1MDB: So many questions begging for answers

This reader highlights four major issues relating to 1MBD bonds that all Malaysians should take cognisance of.
COMMENT
By TK Chua
cayman400First is with regard to guarantees (whether letter of guarantee or letter of support) purportedly provided by the government of Malaysia.
The second issue is why 1MDB has issued the bonds at a discount (which I gathered from 1MDB’s press statement recently).
The third issue is why the money raised from 1MDB bonds was parked at Cayman to earn “income”?
And fourth, why was 1MDB so eager and quick to acquire energy assets (the IPPs) when most of the concessions were about to expire?
Lawyer Tommy Thomas has provided a very good comment on what constitutes guarantees from the legal point of view.
Government guarantees are worth a lot of money. Once a sovereign government has provided the guarantee to any entity issuing the bonds, the risk of default is technically reduced to the “sovereign level”.
In this case for example, why should 1MDB bonds incur a higher interest rate than long-term Malaysian Government Securities (MGS) when the risk associated with the bonds has been reduced by the government guarantee?
Returns should commensurate with risks. This is the principle applied all over the world. Have we found out how much higher an interest rate 1MDB bonds are paying when compared with long term MGS? Was the rate fair and in line with what others were paying? It seems to me that government guarantees are worth nothing even though they have substantially reduced the risks of the bonds.
The second point centres on why 1MDB issued the bonds at “discount”? This was the answer given by 1MDB when concerns were raised over the high professional fees and commissions paid. I agree bonds can be issued at discounts or premiums but this must be linked to prevailing market interest rates. Why did 1MBD issue the bonds at discount? Was it because the coupon rate of 1MDB bonds was lower than the market interest rate of equivalent risks?

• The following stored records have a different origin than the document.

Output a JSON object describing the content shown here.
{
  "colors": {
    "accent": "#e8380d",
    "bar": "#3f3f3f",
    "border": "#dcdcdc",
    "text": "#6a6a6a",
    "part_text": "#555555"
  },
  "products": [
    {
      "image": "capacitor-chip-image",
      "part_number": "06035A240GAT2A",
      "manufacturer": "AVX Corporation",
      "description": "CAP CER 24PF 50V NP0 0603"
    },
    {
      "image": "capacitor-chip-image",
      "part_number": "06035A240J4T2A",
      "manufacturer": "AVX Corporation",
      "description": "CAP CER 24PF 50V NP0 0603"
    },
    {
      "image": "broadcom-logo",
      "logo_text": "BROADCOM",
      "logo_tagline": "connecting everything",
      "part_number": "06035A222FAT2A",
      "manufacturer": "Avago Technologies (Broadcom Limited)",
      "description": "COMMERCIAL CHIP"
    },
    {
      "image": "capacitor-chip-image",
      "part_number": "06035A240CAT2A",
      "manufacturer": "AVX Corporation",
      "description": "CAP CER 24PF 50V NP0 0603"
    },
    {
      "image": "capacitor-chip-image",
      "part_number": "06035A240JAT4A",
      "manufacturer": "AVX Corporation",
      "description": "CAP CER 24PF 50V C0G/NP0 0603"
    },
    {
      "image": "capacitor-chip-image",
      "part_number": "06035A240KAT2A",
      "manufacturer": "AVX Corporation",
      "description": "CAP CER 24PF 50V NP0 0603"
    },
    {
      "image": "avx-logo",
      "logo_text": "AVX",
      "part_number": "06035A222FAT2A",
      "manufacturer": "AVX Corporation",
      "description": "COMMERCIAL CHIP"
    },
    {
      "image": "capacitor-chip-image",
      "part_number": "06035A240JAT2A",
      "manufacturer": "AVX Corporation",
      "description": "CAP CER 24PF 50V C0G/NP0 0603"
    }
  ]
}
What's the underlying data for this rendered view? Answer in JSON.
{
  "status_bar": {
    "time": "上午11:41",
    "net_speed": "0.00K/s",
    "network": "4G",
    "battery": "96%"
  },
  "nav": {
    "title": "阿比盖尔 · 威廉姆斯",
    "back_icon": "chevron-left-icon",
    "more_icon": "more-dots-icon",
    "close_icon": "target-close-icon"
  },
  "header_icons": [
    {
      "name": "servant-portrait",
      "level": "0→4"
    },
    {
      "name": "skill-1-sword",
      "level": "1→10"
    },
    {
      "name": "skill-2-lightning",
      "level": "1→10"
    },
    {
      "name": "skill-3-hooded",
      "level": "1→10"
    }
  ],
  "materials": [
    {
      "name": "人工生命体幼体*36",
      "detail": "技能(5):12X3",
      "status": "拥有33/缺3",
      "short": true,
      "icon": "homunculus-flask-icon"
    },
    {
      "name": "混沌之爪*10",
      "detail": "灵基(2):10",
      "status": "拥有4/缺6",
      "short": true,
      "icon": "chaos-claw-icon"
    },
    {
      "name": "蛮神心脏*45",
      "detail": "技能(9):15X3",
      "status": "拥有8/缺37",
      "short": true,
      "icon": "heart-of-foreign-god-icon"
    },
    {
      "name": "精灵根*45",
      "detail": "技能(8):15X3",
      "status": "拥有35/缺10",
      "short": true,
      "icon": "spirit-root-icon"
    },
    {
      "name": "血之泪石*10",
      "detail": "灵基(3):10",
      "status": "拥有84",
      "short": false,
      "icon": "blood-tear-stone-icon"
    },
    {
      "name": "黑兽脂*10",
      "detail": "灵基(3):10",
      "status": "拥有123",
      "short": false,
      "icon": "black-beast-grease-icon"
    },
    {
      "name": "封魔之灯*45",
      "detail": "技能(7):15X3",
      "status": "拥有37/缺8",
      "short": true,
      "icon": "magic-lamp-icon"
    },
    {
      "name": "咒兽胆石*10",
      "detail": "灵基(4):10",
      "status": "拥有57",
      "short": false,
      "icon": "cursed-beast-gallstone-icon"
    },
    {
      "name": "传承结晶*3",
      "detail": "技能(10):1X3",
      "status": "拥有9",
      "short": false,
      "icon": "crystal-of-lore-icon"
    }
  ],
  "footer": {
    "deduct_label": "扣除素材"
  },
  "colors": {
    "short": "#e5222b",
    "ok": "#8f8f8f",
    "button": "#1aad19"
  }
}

It does not matter whether the bonds were issued at discount or premium. Ultimately we are all only interested in knowing the effective rate of 1MDB bonds.
1MDB must disclose the effective rate after taking into consideration the coupon rate, the discount given and the professional fees charged. This is the only way we would know the total cost of borrowing. This is the only way we would know whether or not 1MDB is paying a higher rate than others of equivalent risks.
The third point is putting money in Cayman. Why did 1MDB borrow excessively but only to put the money in Cayman? What is the logic here? If 1MDB thinks it could earn higher income than borrowing cost incurred, why didn’t 1MDB bond investors put their money in Cayman directly instead of buying 1MDB bonds? I hope some hotshot financial wizard in Goldman Sachs and 1MDB could explain this to me.
The fourth point is about 1MDB going on an asset buying spree and the allegations of overpaying for some of these assets.
One of the points raised by many is why the need to acquire IPPs at a premium price when many of the concessions are about to expire. I am sure the IPPs have worked out their returns of investment which includes “residual” value when concessions expire. I believe 1MDB should be in a position of strength when negotiating to buy these assets.
I hope the issues raised by various quarters can be answered satisfactorily by 1MDB and the Treasury.